The massive turnout for a world youth day with Pope John Paul II signaled to many observers an unexpected and growing religious hunger among French young adults for religious faith.
But such yearnings appear to be far from strictly Catholic devotion, writes Alain Woodrow in The Tablet (Aug. 30), a British Catholic magazine. More than one million young people attended the final meeting of the event, far exceeding the expectations of church officials as well as secular critics.

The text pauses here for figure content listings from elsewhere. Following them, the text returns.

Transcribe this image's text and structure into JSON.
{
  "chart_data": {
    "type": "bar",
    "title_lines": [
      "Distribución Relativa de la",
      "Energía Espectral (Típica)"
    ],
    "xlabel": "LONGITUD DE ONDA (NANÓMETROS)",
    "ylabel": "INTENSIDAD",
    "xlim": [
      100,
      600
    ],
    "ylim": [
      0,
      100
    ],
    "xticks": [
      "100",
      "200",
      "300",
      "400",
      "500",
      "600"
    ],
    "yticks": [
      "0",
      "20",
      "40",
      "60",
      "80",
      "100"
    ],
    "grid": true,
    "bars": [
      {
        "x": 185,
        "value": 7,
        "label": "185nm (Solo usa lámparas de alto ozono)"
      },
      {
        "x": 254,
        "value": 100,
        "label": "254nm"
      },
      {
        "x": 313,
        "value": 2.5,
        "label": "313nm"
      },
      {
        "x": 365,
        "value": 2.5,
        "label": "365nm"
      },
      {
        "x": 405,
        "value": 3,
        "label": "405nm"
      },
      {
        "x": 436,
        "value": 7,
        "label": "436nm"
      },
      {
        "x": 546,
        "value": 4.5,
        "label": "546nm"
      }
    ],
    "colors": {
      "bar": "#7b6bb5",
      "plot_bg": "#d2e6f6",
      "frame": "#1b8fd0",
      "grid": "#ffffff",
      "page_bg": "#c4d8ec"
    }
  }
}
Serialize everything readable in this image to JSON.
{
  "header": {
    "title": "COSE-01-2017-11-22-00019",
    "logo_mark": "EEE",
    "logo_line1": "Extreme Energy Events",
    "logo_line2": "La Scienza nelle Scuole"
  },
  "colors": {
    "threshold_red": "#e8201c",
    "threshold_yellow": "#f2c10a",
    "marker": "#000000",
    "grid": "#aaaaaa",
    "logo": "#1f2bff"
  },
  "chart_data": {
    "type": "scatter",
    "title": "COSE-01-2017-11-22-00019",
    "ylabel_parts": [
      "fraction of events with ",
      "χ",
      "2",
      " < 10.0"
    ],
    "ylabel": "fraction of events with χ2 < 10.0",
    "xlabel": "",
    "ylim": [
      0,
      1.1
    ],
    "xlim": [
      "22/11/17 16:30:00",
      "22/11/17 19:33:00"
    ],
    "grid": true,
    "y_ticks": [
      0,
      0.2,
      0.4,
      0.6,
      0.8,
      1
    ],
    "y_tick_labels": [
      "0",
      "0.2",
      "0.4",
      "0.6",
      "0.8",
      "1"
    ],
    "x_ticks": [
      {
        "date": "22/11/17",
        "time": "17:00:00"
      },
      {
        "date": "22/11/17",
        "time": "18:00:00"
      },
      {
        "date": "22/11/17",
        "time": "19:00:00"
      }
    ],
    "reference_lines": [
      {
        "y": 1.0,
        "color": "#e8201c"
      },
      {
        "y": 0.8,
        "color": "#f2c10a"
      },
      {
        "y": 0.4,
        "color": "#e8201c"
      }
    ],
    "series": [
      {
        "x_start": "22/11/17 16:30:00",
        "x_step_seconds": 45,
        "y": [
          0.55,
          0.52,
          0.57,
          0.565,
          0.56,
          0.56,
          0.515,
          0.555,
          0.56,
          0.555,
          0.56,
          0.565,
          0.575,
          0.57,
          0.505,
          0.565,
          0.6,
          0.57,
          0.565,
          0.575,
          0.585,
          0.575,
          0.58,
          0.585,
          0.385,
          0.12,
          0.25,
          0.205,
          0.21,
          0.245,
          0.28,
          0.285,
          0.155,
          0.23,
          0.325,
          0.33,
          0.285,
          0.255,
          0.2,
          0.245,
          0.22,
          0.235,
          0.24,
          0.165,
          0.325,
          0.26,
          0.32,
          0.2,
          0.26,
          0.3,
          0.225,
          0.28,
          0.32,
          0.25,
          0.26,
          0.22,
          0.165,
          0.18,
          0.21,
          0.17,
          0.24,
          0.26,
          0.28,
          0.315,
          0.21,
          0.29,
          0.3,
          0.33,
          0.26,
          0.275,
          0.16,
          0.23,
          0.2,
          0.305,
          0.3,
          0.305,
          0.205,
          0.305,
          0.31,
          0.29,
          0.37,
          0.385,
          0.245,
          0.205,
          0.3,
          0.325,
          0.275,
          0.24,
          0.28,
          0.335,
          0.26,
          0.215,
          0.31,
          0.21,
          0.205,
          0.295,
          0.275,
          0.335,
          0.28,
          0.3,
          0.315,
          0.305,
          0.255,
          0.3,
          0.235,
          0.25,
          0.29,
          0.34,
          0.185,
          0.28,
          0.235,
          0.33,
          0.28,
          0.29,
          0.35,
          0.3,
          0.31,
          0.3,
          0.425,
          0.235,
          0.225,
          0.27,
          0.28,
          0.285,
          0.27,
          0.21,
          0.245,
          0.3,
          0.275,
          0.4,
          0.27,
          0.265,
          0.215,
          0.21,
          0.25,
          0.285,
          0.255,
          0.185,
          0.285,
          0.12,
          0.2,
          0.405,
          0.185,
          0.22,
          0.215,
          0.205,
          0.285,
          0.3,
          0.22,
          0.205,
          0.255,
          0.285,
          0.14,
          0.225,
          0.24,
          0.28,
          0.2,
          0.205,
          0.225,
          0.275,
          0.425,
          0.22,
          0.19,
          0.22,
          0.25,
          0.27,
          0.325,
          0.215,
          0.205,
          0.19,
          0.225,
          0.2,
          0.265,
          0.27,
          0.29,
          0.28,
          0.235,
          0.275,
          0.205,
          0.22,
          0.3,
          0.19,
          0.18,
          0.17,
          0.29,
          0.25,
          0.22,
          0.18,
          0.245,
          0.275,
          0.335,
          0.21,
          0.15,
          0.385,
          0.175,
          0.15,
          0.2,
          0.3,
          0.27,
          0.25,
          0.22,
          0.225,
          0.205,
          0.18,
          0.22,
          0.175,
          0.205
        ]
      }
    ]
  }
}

Woodrow writes that behind the extraordinary success of such collective forms of worship is a “diffuse religiosity, often bordering on superstition . . . Whereas few teenagers set foot in their parish church to attend Sunday Mass, they will happily spend Easter at the Protestant ecumenical monastery at Taizè, Whitsun at Paray-le-Monial to pray with the charismatics, or their summer holidays in Lourdes tending the sick. They prefer emotional mass meetings to individual devotion; they identify more readily with charismatic figures like Mother Teresa, Abbè Pierre of John Paul II than with priests or theologians, and they are more at home with the school chaplains, whom they know and admire, than parish priests or local bishops, representatives of an institutional Church they have rejected.”
The pope’s “courage and sincerity make him a role model for a young generation who are disillusioned by politicians, teachers and parents and who have coined the slogan `no future.'” But Woodrow sees an undercurrent of conflict between the organizers and many of the attendees of such events (which have taken place around the world). The world youth days are part of the pope’s strategy for the re-evangelization of Europe. “The pope believes in a powerful, visible and obedient Church.
The large assemblies of Catholics who congregate during his pastoral visits are the best expression of this muscular Christianity…It is interesting to note that those who organize the youth days are the trusted `Pope’s legions’: Opus Dei, the Focolare, Communione e Liberazione, charismatics and the rest, while those who attend are often the vast mass of drifters, of semi-believers, those who seek the warmth and emotion of a mass meeting, whether it be Woodstock, a Billy Graham rally or St. Peter’s Square.”
(The Tablet, 1 King St., Clifton Walk, London, W6 0Q2 England).